Some examples include:

"Please just believe in healing and it will happen. God will heal you."
"Lord, if you would just heal Pete then we will give the rest of our lives to you no matter which direction you point us in."
"I'm so tired. I just can't do this anymore."
"It's okay to say goodbye. No one expects you to stay here and be in pain. It's okay to go."
"Why won't you talk to me! I just want to help you!"
"Well, I guess God doesn't plan to heal you. We just have to accept His plan."

....and the list goes on and on.

Well, a few weeks ago I was on a DENIAL kick, I was clouded by hope. I mean, it's good to have hope. Having hope definitely helps the situation, but a few weeks ago I experienced, first-hand, the downside of hope. While we were away on our mini-adventure in Oregon Pete started to feel worse than usual. Our trip was really low key and we ended up not completing most of the tasks we had originally planned to do and that was okay. We had planned to take it slow and not be too strict about sticking to a schedule. Over the course of our trip I began to ask Pete if he had any ideas about how we could work together to make our relationship better and grow closer. Through a series of tearful discussions he proclaimed that he was, "Just trying to survive," and didn't have energy for much else. I became ANGRY and DEPRESSED. How could he say those words? Was I not important enough to him? Didn't he have hope for the future? Hope of survival and of memories to come? I guess I didn't realize the there was an underlying issue that wasn't just the usual cancer.

Sometimes I feel that Pete's condition is deceiving. When people look at him, they don't see a sick person like I do. From the outside he looks good, mostly healthy, and he's even starting to put on weight. I guess, I too am still deceived by his appearance at times and was shocked when he mentioned the possibility of going to the ER. I didn't know he was THAT sick. So, off to the ER we went and our fears were confirmed when the Dr. told us that he had a build-up of fluid on his left lung which they would remove to help relieve his symptoms.

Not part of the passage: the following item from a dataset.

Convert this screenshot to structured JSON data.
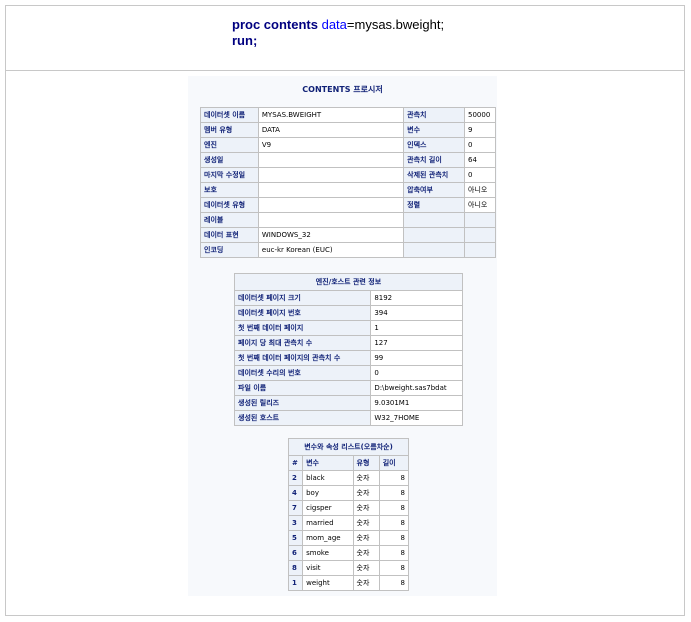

Upon diagnosis my thoughts immediately went back to my expectations of Pete just a few short days before and suddenly it became unfair of me to maintain them. I needed to re-evaluate my ideals and appreciate the time we do have together. Unfortunately that doesn't mean I'm not still angry we didn't have the opportunity to perfect our relationship while he was still healthy. It just means there's nothing we can do to change the situation at this point. Now is the time we need to find joy in the little things and cherish the good moments we have together. Although that's a tough pill to swallow, it's one I must force myself to.

Today was another roller coaster of emotions. It included another trip to the ER and confirmation that the fluid is starting to build up at a more rapid pace than it originally had. It's something we'll have to keep an eye on and he'll most likely be back at the ER within a week for fluid removal. But, we did share some sweet moments when we took the kids out for ice cream and made a stop at the library. These moments will be forever ingrained in my mind and for now, I'll cling to those and hope for similar opportunities tomorrow.